Recently, I was sitting at a table in the midst of a wonderful debate about the merits of adding Art to the name of a cultural organization and the inevitable drawbacks. The word “art” carries a certain je ne sais quoi that makes donors swoon and prance. After all, art has the ultimate cache—it costs a lot and proves you know why the price tag is so high. Art is at once a commodity and signifier of intelligence. One just seems fashionable for wearing the best of Issey Miyaki’s spring line. One seems brilliant for owning a Pae White, because the act of owning appears tied to the act of understanding. In other words, to consume is also to get it.
Those who work in public art museums know the secret to this whole thing. There doesn’t have to be anything to get. It can be as simple as paint on an old wood board. Appreciation can just be about liking the surface. Or it can be as complex as explaining all of humanity, faith, God and heaven on said board. Appreciation can then be about understanding gold ground altarpieces in the context of the liturgy of Gothic Siena prior to the Black Death.

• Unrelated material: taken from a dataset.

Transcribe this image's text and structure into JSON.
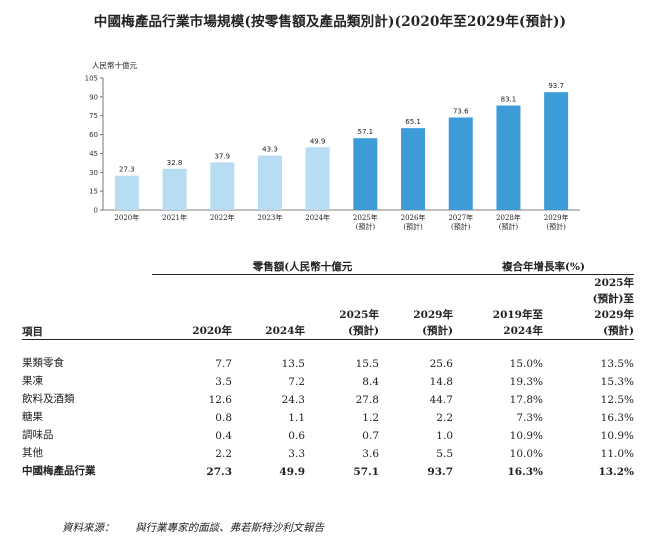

When visitors ask about value, they certainly mean cost. The art market sets the price, but the value can be completely disengaged from the debate. The viewer can choose this value. One person’s penny print can be another person’s Ukiyo-e masterpiece 200 hundred odd years later. In a consumer capitalist society, this nuance is hard. Add the complexity of the ever-quickening paceof mass media, when a song lasts for a minute and an advertisement for a second in our ever fracturing common understanding. It is hard to see yourself standing on the long slow road of art history just a blimp between the Lascaux Caves and something I couldn’t begin to fathom 3000 years from now. When you think about it in that way, it doesn’t matter how much that Damian Hirst cost yesterday or even within our lifetime.
Art can be a scary term connoting cliquishness as much as culture. The term also offers unabated belief in the truth that humans make things that are valuable to society, forever, for their material essence. That actual object, not its apish digital simalcra, is special. I would rather tackle these fears about art, and then help people understand that they got it all along.
So, back to my brand spanking new museum. I would proudly hang the biggest banner I could afford, and despite the rising cost of steel, I could still get a pretty big banner with all that imaginary money. I would yell this is a museum of ART.